Nonlinear Dynamics Suppression of Bending Deflection in a Composite Laminated Plate Using a Beam Stiffener Due to Critical Buckling Load and Shear Force

In this paper, the nonlinear dynamics behavior of the bending deflection of a stiffened composite laminated plate is suppressed using beam stiffeners at different fiber volume fractions and different aspect ratios. The non-periodic motion and chaos in a stiffened composite laminated plate is detected using the largest Lyapunov exponent parameter and power density function of a fast Fourier transform (FFT). The critical buckling load is calculated at different thickness ratios, numbers of stiffeners, lamination angles and stiffener-depth ratios based on different boundary conditions.

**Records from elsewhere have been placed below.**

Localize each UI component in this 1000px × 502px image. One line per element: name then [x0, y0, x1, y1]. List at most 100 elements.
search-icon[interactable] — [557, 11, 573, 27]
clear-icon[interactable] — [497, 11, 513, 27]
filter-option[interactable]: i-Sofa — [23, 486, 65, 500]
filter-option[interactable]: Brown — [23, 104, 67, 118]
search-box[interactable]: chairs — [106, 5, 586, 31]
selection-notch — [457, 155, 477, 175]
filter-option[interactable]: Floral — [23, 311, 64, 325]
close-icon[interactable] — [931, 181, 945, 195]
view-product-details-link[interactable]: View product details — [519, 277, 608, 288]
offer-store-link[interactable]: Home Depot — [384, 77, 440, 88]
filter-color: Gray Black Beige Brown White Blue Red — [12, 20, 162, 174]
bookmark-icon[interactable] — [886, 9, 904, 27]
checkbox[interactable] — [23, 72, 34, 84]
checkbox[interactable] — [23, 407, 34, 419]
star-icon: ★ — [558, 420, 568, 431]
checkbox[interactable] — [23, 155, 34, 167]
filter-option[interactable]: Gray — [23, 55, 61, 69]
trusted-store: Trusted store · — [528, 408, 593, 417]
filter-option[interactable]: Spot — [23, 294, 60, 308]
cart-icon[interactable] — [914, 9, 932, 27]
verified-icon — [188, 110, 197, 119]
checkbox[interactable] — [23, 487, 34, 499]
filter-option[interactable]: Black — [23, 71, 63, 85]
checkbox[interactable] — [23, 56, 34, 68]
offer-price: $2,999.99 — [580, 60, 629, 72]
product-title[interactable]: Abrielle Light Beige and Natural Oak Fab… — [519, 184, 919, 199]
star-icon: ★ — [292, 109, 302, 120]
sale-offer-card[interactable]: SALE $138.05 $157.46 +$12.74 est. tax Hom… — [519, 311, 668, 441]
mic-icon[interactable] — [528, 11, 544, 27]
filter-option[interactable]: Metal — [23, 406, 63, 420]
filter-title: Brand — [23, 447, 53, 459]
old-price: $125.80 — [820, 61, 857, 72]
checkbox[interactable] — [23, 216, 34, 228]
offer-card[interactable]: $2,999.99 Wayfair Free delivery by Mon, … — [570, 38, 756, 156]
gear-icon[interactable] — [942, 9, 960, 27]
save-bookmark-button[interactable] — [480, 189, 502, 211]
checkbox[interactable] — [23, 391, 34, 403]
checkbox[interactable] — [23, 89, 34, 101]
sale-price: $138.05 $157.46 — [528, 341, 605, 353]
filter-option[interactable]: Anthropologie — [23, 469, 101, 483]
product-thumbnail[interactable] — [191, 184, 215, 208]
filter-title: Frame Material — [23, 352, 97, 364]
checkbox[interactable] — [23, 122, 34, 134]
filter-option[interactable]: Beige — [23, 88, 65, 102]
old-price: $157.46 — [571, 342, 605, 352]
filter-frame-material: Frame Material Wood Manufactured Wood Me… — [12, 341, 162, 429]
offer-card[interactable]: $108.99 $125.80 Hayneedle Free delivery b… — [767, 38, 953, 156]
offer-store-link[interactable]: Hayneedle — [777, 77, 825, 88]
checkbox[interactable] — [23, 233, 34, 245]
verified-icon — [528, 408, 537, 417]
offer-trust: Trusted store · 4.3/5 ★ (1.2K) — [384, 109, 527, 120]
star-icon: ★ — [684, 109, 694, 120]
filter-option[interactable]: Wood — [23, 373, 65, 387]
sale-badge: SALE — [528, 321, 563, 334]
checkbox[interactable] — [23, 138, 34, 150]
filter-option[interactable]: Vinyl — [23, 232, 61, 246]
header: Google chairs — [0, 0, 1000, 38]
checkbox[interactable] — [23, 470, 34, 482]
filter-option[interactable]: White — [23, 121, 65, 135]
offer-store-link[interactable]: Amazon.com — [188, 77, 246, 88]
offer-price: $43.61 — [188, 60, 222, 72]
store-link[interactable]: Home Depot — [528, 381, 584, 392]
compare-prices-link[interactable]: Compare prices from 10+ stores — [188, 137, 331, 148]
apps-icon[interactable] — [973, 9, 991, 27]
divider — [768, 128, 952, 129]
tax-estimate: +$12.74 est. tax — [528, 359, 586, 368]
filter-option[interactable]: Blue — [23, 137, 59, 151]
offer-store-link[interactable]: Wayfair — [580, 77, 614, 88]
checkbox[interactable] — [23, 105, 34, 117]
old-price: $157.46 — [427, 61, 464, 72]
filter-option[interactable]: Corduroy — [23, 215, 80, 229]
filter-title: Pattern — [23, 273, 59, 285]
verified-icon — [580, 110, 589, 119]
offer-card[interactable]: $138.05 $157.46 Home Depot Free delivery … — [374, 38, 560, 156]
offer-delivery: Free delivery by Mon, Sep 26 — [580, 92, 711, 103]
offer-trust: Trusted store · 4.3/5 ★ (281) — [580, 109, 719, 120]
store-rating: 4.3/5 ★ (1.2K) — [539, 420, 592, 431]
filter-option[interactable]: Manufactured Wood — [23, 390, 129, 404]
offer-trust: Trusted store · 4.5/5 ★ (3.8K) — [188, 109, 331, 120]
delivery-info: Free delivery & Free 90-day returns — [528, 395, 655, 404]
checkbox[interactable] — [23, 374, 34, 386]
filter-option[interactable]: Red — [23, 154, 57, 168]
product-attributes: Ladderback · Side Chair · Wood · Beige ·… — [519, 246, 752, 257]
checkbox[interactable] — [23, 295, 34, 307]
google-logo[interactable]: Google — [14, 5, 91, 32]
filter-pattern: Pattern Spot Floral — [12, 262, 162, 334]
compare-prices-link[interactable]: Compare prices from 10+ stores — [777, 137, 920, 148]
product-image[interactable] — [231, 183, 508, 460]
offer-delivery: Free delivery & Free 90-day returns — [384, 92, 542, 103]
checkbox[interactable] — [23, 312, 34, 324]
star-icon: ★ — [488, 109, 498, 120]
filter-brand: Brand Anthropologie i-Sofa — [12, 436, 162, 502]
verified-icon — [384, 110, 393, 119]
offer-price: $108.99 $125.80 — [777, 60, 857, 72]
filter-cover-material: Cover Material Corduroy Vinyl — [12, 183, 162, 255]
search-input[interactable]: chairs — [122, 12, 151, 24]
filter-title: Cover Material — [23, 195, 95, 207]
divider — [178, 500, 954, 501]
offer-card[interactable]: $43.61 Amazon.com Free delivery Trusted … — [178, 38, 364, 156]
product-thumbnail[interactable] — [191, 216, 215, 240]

The nonlinear response of the bending deflection is analyzed analytically, numerically and experimentally. The analytic solution has been derived using Levy and Navier solutions of classical laminate plate theory at different boundary conditions (CLPT). The numerical simulation was conducted using the ANSYS program while the experiment test was carried out using a strain gauge through a strain meter device. Experimentally, a Southwell plot is used to investigate the value of the critical buckling load. The combined loading are the in-plane compression mechanical load and shear force. All the values of the largest Lyapunov exponent are positive, which gives indication to non-periodic motion and chaos. The nonlinear dynamics behavior of the bending deflection is decreased with the increasing of number of stiffeners in which the value of largest Lyapunov exponent has been decreased. The nonlinear dynamics behavior is increased with the increasing of aspect ratios and fiber volume fractions. The system with an aspect ratio (2.5) and fiber volume fraction (upsilon f = 80%) for an un-stiffened plate is more chaotic than the other systems.